The shift to full names happened at different rates for men and women, and at least for publications associated with pubmed, technology influenced the practice

With the benefit of gender guessing technology, we note that progress towards first names has occurred at different rates for men and women. This is particularly stark for publications in PubMed.

Why is there a jump in 2002? As mentioned above, 2002 was the year that you could start to interact with author first names, with pubmed and medline incorporating it into their search. Although we cannot draw a direct causal connection, it is tempting to make the argument that this subtle shift in critical technology used by almost all medical researchers had a small but important impact on making research more inclusive. When we look at articles that have both a PubMed ID and a DOI, we can see that in 2002 the average number of first names on papers associated with women rose by 17%, and 13% for men. This jump is not present in publications that have not been indexed by PubMed.

For medical disciplines associated with papers in pubmed, after 2002 there also is a distinct difference in the rate of first name transformation for men and women. The rate of change for men is less than half that of women, rising only 5% in 20 years, compared to 12%. For some disciplines then, this raises a methodological challenge in gender studies as (at least based on author records,) the changes in participation rates of women in science must be disentangled from changes in the visibility of women in science.

Embracing Initial Transformation

Finally, the transition from initials to first names has happened slowly and without advocacy. Whilst this has been to our advantage in identifying some of the axis along which research transformation occurs, an argument could be made that, if first names help provide us (imperfectly) access to the diversity of experiences that are brought to research, then the pace of change has not been fast enough. For instance, could more have been made of the use of ORCiD to facilitate the shift to using first names so that older works by the same researcher identified by an initial based moniker could be linked to newer works that use the researchers full first name?
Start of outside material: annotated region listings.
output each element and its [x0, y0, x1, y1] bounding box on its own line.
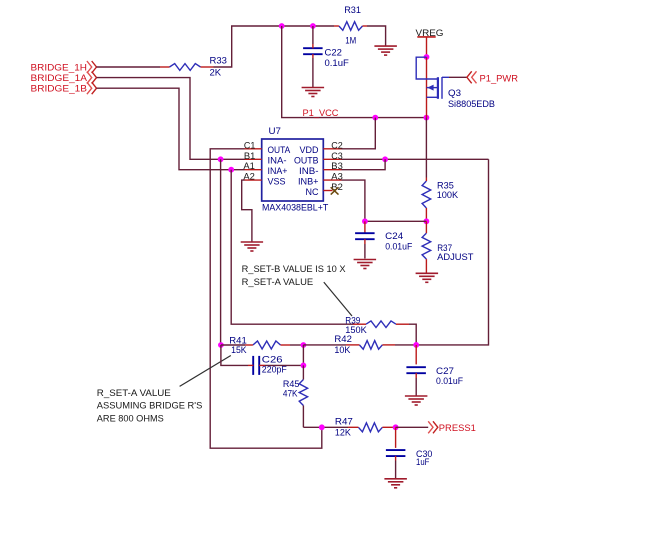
op-amp U7 box: [262, 126, 324, 201]
power VREG: [416, 28, 444, 39]
svg-text:1M: 1M: [345, 35, 356, 46]
svg-text:C24: C24: [385, 231, 403, 242]
pin B1 stub: [244, 151, 262, 162]
wire VDD leg: [342, 118, 376, 149]
wire C26 to R45 node: [265, 364, 303, 366]
annotation line to R39: [324, 282, 352, 316]
wire C24 to ground: [364, 244, 366, 259]
svg-text:OUTA: OUTA: [268, 145, 291, 156]
svg-text:INA-: INA-: [268, 156, 287, 167]
ground under C27: [405, 396, 428, 405]
wire R41-R42 node down: [302, 345, 304, 365]
port BRIDGE_1A: [31, 72, 97, 84]
resistor R35: [422, 178, 459, 222]
svg-text:PRESS1: PRESS1: [439, 423, 476, 434]
svg-text:MAX4038EBL+T: MAX4038EBL+T: [262, 202, 328, 213]
U7 part number MAX4038EBL+T: [262, 202, 328, 213]
node P1_VCC / Q3 drain: [424, 115, 430, 121]
wire OUTA long loop: [210, 149, 322, 448]
wire A1 leg to R39: [231, 170, 353, 325]
ground under R31: [374, 46, 397, 55]
svg-text:0.1uF: 0.1uF: [325, 58, 349, 69]
node A1 junction: [228, 167, 234, 173]
svg-text:U7: U7: [269, 126, 282, 137]
svg-text:VDD: VDD: [300, 145, 319, 156]
annotation line to R41: [180, 356, 231, 387]
wire BRIDGE_1B to pin A1: [97, 88, 245, 170]
svg-text:BRIDGE_1H: BRIDGE_1H: [31, 62, 88, 73]
wire INB- feedback: [342, 159, 386, 169]
wire OUTB row: [342, 158, 489, 160]
ground under C30: [384, 479, 407, 488]
wire BRIDGE_1A to pin B1: [97, 78, 245, 160]
node P1_VCC / VDD leg: [372, 115, 378, 121]
node R41 left: [218, 342, 224, 348]
svg-text:A1: A1: [243, 161, 255, 172]
svg-text:220pF: 220pF: [262, 365, 287, 376]
port BRIDGE_1B: [31, 82, 97, 94]
node top-rail / C22: [310, 23, 316, 29]
pin A1 stub: [243, 161, 261, 172]
wire R33 to top rail: [214, 26, 335, 67]
svg-text:R42: R42: [334, 334, 352, 345]
wire C30 to ground: [395, 461, 397, 479]
resistor R37: [422, 221, 474, 273]
wire C22 to ground: [312, 58, 314, 87]
svg-text:R_SET-A VALUE: R_SET-A VALUE: [242, 277, 314, 288]
pin A3 stub: [323, 172, 343, 183]
wire C27 to ground: [415, 378, 417, 396]
svg-text:P1_PWR: P1_PWR: [480, 73, 519, 84]
wire VSS hook: [242, 180, 252, 241]
svg-text:R_SET-A VALUE: R_SET-A VALUE: [97, 388, 171, 399]
note R_SET-A: [97, 388, 203, 424]
svg-text:A3: A3: [331, 172, 343, 183]
pin A2 stub: [243, 172, 261, 183]
svg-text:2K: 2K: [210, 68, 222, 79]
svg-text:R_SET-B VALUE IS 10 X: R_SET-B VALUE IS 10 X: [242, 264, 347, 275]
wire C24 row: [365, 220, 427, 222]
svg-text:R33: R33: [210, 56, 227, 67]
resistor R41: [221, 335, 304, 355]
wire Q3 drain to R35: [425, 118, 427, 178]
svg-text:0.01uF: 0.01uF: [436, 376, 463, 387]
svg-text:BRIDGE_1B: BRIDGE_1B: [31, 84, 88, 95]
svg-text:P1_VCC: P1_VCC: [303, 108, 339, 119]
node R47/C30/PRESS1: [393, 424, 399, 430]
wire R31 to ground: [367, 26, 386, 46]
svg-text:ASSUMING BRIDGE R'S: ASSUMING BRIDGE R'S: [97, 401, 203, 412]
svg-text:B2: B2: [331, 182, 343, 193]
resistor R47: [335, 417, 396, 439]
svg-text:B3: B3: [331, 161, 343, 172]
wire INB+ leg: [342, 180, 365, 221]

The transformation away from name formalism of course does not stop at author bylines. Name formalism is also embraced in reference formats. It could be argued that even within a paper, this formalism suppresses the diversity signal in the research that we encounter. Reference styles were defined in a different era with physical space constraints. Is it time to reconsider these conventions?
Within contribution statements that use the CRediT taxonomy, initials are also commonly employed to refer to authors. Here, this convention also creates disambiguation issues when two authors share the same surname and first initials. Here too, as the digital structure of a paper continues to evolve, we should be careful not to unquestioningly embed the naming conventions of a different era into our evolving metadata standards.